Figure 5.

STING1 involves in inhibition of lipophagy under PA treatment. (A) Control (GFP-KO) and STING1-KO Hep3B cells with indicated treatment were fixed and stained with Oil red O (ORO stain), and followed by confocal fluorescence microscopy. The numbers of red-only puncta per cell were quantified by blind counting. Shown on the right is the mean plus SD of ten views of counting. ***p < 0.001. (B) Control (GFP-KO) and STING1-KO Hep3B cells transfected with mCherry-eGFP-PLIN2 plasmid for 48 h were treated with or without PA (0.5 mM, 24 h) followed with rapamycin (200 nM, 6 h) and AA (60 min). Cells were fixed and followed by confocal fluorescence microscopy. Representative images are shown. Right panels are enlarged photographs from the boxed areas. Arrow denotes the red-only puncta. Scale bar: 10 μm. The numbers of red-only puncta per cell were quantified by blind counting.
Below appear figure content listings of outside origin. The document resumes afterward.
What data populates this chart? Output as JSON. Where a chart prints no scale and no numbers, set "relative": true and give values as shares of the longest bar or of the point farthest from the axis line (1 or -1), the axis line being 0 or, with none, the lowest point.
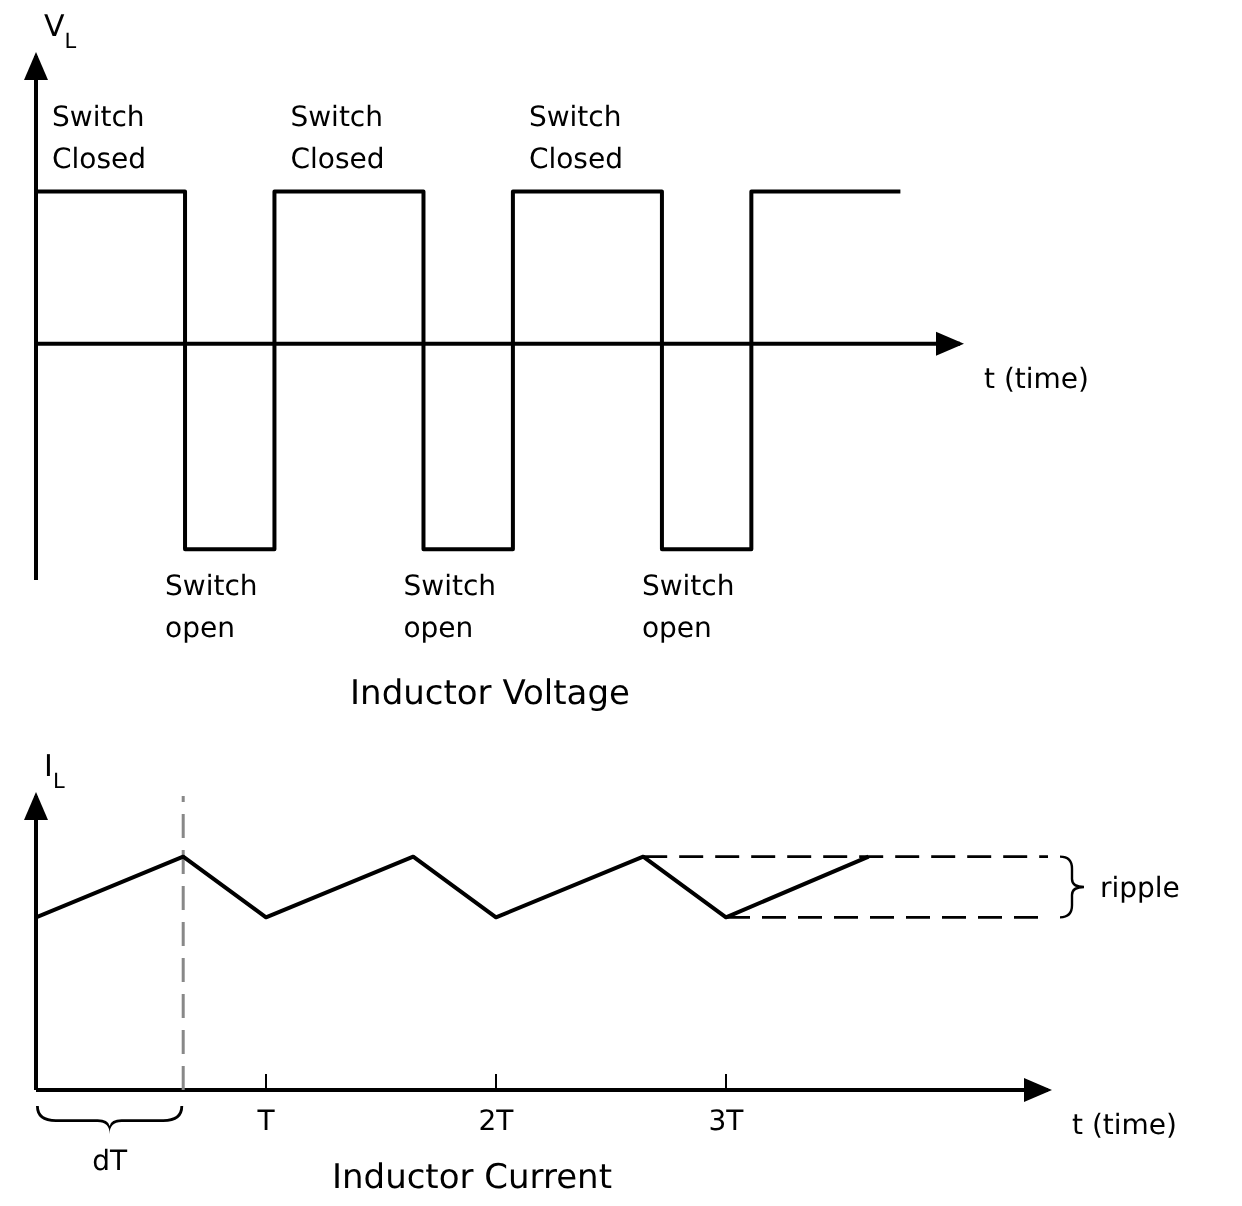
{
  "chart_data": [
    {
      "type": "step",
      "title": "Inductor Voltage",
      "ylabel": "V$_{L}$",
      "xlabel": "t (time)",
      "relative": true,
      "tick_labels": false,
      "color": "#000000",
      "categories": [
        null,
        null,
        null,
        null,
        null,
        null,
        null,
        null,
        null,
        null,
        null,
        null,
        null,
        null,
        null,
        null,
        null,
        null,
        null,
        null,
        null,
        null,
        null,
        null,
        null,
        null,
        null,
        null,
        null,
        null,
        null,
        null
      ],
      "values": [
        0.74,
        0.74,
        0.74,
        0.74,
        0.74,
        -1,
        -1,
        -1,
        0.74,
        0.74,
        0.74,
        0.74,
        0.74,
        -1,
        -1,
        -1,
        0.74,
        0.74,
        0.74,
        0.74,
        0.74,
        -1,
        -1,
        -1,
        0.74,
        0.74,
        0.74,
        0.74,
        0.74,
        0.74,
        null,
        null
      ],
      "annotations": [
        {
          "text": "Switch Closed",
          "y": 0.74
        },
        {
          "text": "Switch Closed",
          "y": 0.74
        },
        {
          "text": "Switch Closed",
          "y": 0.74
        },
        {
          "text": "Switch open",
          "y": -1
        },
        {
          "text": "Switch open",
          "y": -1
        },
        {
          "text": "Switch open",
          "y": -1
        }
      ]
    },
    {
      "type": "line",
      "title": "Inductor Current",
      "ylabel": "I$_{L}$",
      "xlabel": "t (time)",
      "relative": true,
      "tick_labels": "x",
      "series": [
        {
          "color": "#000000",
          "x": [
            0,
            0.64,
            1,
            1.64,
            2,
            2.64,
            3,
            3.62
          ],
          "values": [
            0.74,
            1,
            0.74,
            1,
            0.74,
            1,
            0.74,
            1
          ]
        },
        {
          "color": "#000000",
          "line_style": "dashed",
          "x": [
            2.64,
            4.4
          ],
          "values": [
            1,
            1
          ]
        },
        {
          "color": "#000000",
          "line_style": "dashed",
          "x": [
            3,
            4.4
          ],
          "values": [
            0.74,
            0.74
          ]
        }
      ],
      "xlim": [
        0,
        4.4
      ],
      "xticks": [
        {
          "value": 1,
          "label": "T"
        },
        {
          "value": 2,
          "label": "2T"
        },
        {
          "value": 3,
          "label": "3T"
        }
      ],
      "ref_lines": [
        {
          "axis": "x",
          "value": 0.64,
          "label": "dT",
          "line_style": "dashed",
          "color": "#888888"
        }
      ],
      "annotations": [
        "ripple"
      ]
    }
  ]
}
Shown on the right is the mean plus SD of ten views of counting. ***p < 0.001, ns = not significant. (C) Confocal microscopy of mouse primary hepatocytes with or without mouse-Sting1-siRNA (MmSting1-siRNA) transfection followed with treatment of PA (0.5 mM, 24 h) or rapamycin (200 nM, 6 h). Cells treated with scrambled siRNA were used as control. For the combination treatment of PA and rapamycin, PA was treated for 18 h followed with 6 h of rapamycin treatment. The cultured cells were stained with Bodipy-FL and LysoTracker Red. Representative images are shown. Scale bar: 10 μm. The numbers of colocalized puncta per cell were quantified by blind counting. Shown on the right is the mean plus SD of ten views of counting. Ctrl-si referred to scrambled siRNA. MmSting1-si refereed to mouse-Sting1-siRNA. ***p < 0.001, **p < 0.01. ns = not significant.